Lucian mulai menggerakkan telunjuknya, mencoba menghitung bintang-bintang. Awalnya, Ia menganggap bodoh hal ini. Maksudnya, tidak mungkin bisa menghitung bintang-bintang? Tapi, lagi-lagi, Gabriella mengubah pandangannya akan hal itu.
Melihat bintang-bintang di langit malam, mengingatkan Lucian tentang gadis itu.

"Wah, bintangnya bagus banget," puji Gabriella saat Lucian membawanya ke taman dimana khusus hanya untuk mengamati bintang-bintang. Gabriella dapat melihat betapa banyaknya orang yang berada di taman itu sambil membawa teropong masing-masing.

"Coba tebak. Menurutmu,itu rasi apa namanya?" Tanya Lucian dan menggenggam hangat tangan Gabriella.

Gadis itu mengamati rasi yang ditunjukkan Lucian dengan tajam.
Rasi apa ya?, pikirnya bingung.

"Err.., Andromeda?"

Lucian tertawa.
"Bukan. Ayo tebak lagi,"

Kali ini, Gabriella berpikir keras.
"Err.. Rasi Scorpio?"

Lucian tersenyum dan mengusap lembut rambut Gabriella.
"Hm.. mendekati. Tapi bukan itu. Ayo,coba tebak lagi,"

Gabriella mencebikkan bibirnya, tanda gadis itu sangat kesal.
"Aku tidak tahu, Lucian."

"Oke,oke. Aku akan beritahu. Jangan cemberut oke? Rasi itu adalah Rasi Pisces."

"Rasi Pisces?"

"Yap. Rasi Pisces adalah rasi dari zodiak yang kau miliki,Gab. Nah, setiap melihat Rasi bintang ini, aku selalu teringat dirimu. Maksudku, kau kan berzodiak Pisces."

Entah kenapa, Gabriella merasa tersentuh dengan perkataan Lucian.
Gabriella sangat tau, bahwa Lucian bukanlah pria yang bisa mengumbar kata-kata romantis ataupun menjelaskan perasaannya.

"Terimakasih sudah mengingatku,Lucian. Jika saja, kau tidak ada,maka aku--"

'"--Ssh. Tidak,Gabriella. Seharusnya, aku yang berterima kasih. Kau telah membawa cahaya lagi di hidupku. Jika saja kau tidak datang menyelamatkanku dari usahaku untuk membunuh diriku sendiri, aku takkan ada disini."

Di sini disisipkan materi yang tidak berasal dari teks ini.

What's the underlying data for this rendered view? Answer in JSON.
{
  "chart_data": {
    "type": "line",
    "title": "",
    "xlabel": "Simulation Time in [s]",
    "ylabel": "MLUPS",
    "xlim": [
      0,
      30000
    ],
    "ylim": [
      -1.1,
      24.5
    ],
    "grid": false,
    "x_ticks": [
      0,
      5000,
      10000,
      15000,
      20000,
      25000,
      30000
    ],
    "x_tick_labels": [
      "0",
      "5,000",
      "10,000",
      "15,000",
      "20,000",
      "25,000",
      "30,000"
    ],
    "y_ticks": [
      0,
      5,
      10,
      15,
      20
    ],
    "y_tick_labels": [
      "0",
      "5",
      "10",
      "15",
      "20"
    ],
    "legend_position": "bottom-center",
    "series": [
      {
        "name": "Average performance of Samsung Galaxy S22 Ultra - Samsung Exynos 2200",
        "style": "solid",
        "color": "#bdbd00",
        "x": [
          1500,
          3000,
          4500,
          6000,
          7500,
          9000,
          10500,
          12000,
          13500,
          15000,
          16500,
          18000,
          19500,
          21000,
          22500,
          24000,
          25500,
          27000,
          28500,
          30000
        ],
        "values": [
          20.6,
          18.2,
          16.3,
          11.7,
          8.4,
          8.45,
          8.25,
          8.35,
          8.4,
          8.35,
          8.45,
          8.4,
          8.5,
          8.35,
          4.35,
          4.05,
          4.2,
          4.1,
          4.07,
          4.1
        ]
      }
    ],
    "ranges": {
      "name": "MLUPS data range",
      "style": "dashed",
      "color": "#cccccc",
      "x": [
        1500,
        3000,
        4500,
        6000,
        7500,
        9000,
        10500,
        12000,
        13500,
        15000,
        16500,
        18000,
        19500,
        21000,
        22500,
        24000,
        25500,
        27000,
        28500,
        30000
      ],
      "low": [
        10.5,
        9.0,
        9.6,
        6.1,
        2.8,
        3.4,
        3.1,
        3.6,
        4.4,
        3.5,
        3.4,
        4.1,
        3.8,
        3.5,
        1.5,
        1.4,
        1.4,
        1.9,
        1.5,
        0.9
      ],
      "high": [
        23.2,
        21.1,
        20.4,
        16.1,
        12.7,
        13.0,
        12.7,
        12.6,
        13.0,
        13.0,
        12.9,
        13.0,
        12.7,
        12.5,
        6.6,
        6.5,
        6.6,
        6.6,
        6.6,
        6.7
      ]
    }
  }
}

Keduanya diam, berusaha menyelami pikiran masing-masing. Hingga akhirnya, Gabriella membuka mulutnya untuk berbicara.
"Besok pagi, mereka akan mengoperasiku. Aku..aku takut,Lucian. Mereka bilang jika aku memilih untuk operasi, persentase kemungkinanku untuk hidup hanya 10% saja,Lucian. Tapi aku akan tetap berjuang, biarpun hanya 10% saja." Katanya pelan. Ada terselip nada penuh keberanian di perkataanya.

Lucian mematung.
Ia tahu betapa beresikonya, operasi yang akan dijalankan Gabriella. Awalnya pria itu ingin gadis itu menolaknya. Lucian berusaha bersikap realistis. Kemungkinan hidup sebanyak 10% hanyalah harapan semu belaka. Tapi melihat Gabriella yang begitu semangat, mau tidak mau Ia menyetujuinya. Demi Gabriella-nya, Ia rela mengorbankan apapun.

"Apa yang lo lakukan disini, Lucian?"

********

"Apa yang lo lakukan disini Lucian?" Tanya Alex heran, saat melihat Lucian berdiri di depan balkon dengan tatapan menerawang.
Alex dapat melihat betapa kagetnya Lucian saat melihat dirinya.

"Bukan urusan lo,Alex. Ngapain lo disini?" Balas Lucian dingin.

Alex mengepalkan tangannya. Niatnya semula hanya mengatakan agar kakakknya itu segera tidur, tapi batal melihat sikap ketus Lucian.
"Terserah gue dong. Bukan urusan lo juga kan?" Balas Alex sengit.

Lucian hanya menatap Alex datar lalu berjalan meninggalkan balkon.

"Apa lo mencintai Lucy?" Tanya Alex tiba-tiba.
Sesaat, Alex merutuki kebodohannya.
Ia sendiri bingung. Dari ribuan topik, kenapa Ia harus membicarakan Lucy pada kakaknya ini. Tapi bagaimanapun, Ia harus tau. Karena ini menyangkut Lucy-nya.